HESI LPN
CAT Exam Practice Test
1. The nurse is teaching a class on child care to new parents. Which instruction should be included about the prevention of rotavirus infection in infants who are starting to eat foods?
- A. Keep house pets away from the food preparation area
- B. Avoid feeding infants fresh fruits
- C. Use only lactose-free formulas
- D. Wash hands before any food preparation
Correct answer: D
Rationale: The correct answer is D: Wash hands before any food preparation. Rotavirus is a highly contagious virus that can be prevented by maintaining proper hygiene. Washing hands before handling food can help prevent the spread of infections, including rotavirus. Choices A, B, and C are incorrect because while they are good practices for general hygiene and infant care, they are not specifically targeted at preventing rotavirus infection.
2. What actions should the nurse take regarding an older adult male who had an abdominal cholecystectomy and has become increasingly confused and disoriented over the past 24 hours, found wandering into another client’s room and returned to his own room by the unlicensed assistive personnel (UAP)? (Select all that apply)
- A. Apply soft upper limb restraints and raise all four bed rails
- B. Report mental status change to the healthcare provider
- C. Assess the client’s breath sounds and oxygen saturation
- D. Assign the UAP to re-assess the client’s risk for falls
Correct answer: B
Rationale: In this situation, the appropriate action for the nurse to take is to report the mental status change to the healthcare provider. Confusion and disorientation post-surgery can be indicative of various factors, such as electrolyte imbalances or respiratory issues, necessitating comprehensive assessment by the healthcare team. Applying restraints and raising bed rails may not address the underlying cause of the confusion, and assigning the UAP to reassess the client's risk for falls does not directly address the cognitive changes observed.
3. In what order should the nurse assess a lethargic one-hour-old infant brought to the nursery?
- A. Heel stick
- B. Respirations
- C. Heart rate
- D. Temperature
Correct answer: D
Rationale: When assessing a lethargic one-hour-old infant, the nurse should prioritize assessing the most critical parameters first. Temperature and heart rate are vital signs that provide immediate information about the infant's well-being. Therefore, the correct order of assessment should be temperature, heart rate, respirations, and then a heel stick. Temperature is crucial to determine if the infant is hypothermic or hyperthermic, while heart rate gives insight into the circulatory system's function. Respirations follow to evaluate the infant's breathing pattern.

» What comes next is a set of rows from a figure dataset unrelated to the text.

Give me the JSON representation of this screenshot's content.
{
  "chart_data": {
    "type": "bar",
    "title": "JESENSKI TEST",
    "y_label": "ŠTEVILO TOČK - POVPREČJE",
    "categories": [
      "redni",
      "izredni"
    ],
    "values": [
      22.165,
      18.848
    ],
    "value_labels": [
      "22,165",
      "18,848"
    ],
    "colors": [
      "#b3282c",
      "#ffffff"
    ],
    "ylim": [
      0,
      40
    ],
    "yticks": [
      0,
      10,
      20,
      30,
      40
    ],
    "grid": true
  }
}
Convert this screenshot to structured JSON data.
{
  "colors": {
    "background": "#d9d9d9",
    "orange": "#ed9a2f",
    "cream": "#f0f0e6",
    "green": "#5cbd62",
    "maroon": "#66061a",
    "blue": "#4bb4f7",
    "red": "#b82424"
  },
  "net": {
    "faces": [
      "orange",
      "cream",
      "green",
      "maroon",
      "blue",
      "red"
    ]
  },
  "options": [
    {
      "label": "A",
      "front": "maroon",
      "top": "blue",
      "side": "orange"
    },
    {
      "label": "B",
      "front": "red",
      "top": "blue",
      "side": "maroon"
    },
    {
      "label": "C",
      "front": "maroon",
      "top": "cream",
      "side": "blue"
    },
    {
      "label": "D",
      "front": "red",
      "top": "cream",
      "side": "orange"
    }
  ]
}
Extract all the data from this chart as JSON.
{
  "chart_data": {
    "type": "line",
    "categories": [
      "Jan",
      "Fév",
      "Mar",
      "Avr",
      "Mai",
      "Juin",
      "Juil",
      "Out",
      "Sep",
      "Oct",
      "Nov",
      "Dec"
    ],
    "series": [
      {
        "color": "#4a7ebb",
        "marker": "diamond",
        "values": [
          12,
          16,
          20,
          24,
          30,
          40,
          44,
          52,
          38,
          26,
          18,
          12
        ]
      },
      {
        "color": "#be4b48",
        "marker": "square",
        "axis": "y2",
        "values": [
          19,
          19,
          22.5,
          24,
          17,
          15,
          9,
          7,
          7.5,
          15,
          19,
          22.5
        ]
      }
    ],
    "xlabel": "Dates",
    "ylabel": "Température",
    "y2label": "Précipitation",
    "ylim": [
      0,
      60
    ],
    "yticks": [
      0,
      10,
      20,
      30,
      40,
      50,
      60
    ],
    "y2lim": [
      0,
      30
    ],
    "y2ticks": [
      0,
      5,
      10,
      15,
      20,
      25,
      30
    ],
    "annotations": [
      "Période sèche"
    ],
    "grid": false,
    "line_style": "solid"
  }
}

Lastly, the heel stick is important for certain screenings but is not as urgent as evaluating temperature and heart rate in a lethargic infant.
4. A client in the intensive care unit is being mechanically ventilated, has an indwelling urinary catheter in place, and is exhibiting signs of restlessness. Which action should the nurse take first?
- A. Review the heart rhythm on cardiac monitors
- B. Check urinary catheter for obstruction
- C. Auscultate bilateral breath sounds
- D. Give PRN dose of lorazepam (Ativan)
Correct answer: B
Rationale: When a client in the intensive care unit is mechanically ventilated, has an indwelling urinary catheter, and is restless, the priority action is to check the urinary catheter for obstruction. Restlessness in this context could be due to a blocked catheter causing discomfort or urinary retention, which needs immediate attention to prevent complications. Reviewing the heart rhythm on cardiac monitors can be important but is not the priority in this scenario. Auscultating bilateral breath sounds is also important in a ventilated client but addressing the potential immediate issue of a blocked catheter takes precedence. Giving a PRN dose of lorazepam should not be the first action without addressing the underlying cause of restlessness.
5. A client who sustained a pellet gun injury with a resulting comminuted skull fracture is admitted overnight for observation. Which assessment finding obtained two hours after admission necessitates immediate intervention?
- A. The client complains of a throbbing headache rated 10 (on a scale of 1 to 10)
- B. The client repeatedly falls asleep while talking with the nurse
- C. The entry site has a slow trickle of bright red blood
- D. The entry site appears reddened and edematous
Correct answer: B
Rationale: In a client with a pellet gun injury and a comminuted skull fracture, repeatedly falling asleep while talking with the nurse is a concerning sign. It can indicate increased intracranial pressure or a deteriorating condition, requiring immediate intervention. The other options, such as a throbbing headache (choice A), slow trickle of bright red blood at the entry site (choice C), or reddened and edematous entry site (choice D), while important to monitor, do not directly indicate a need for immediate intervention as much as the client falling asleep repeatedly while talking does.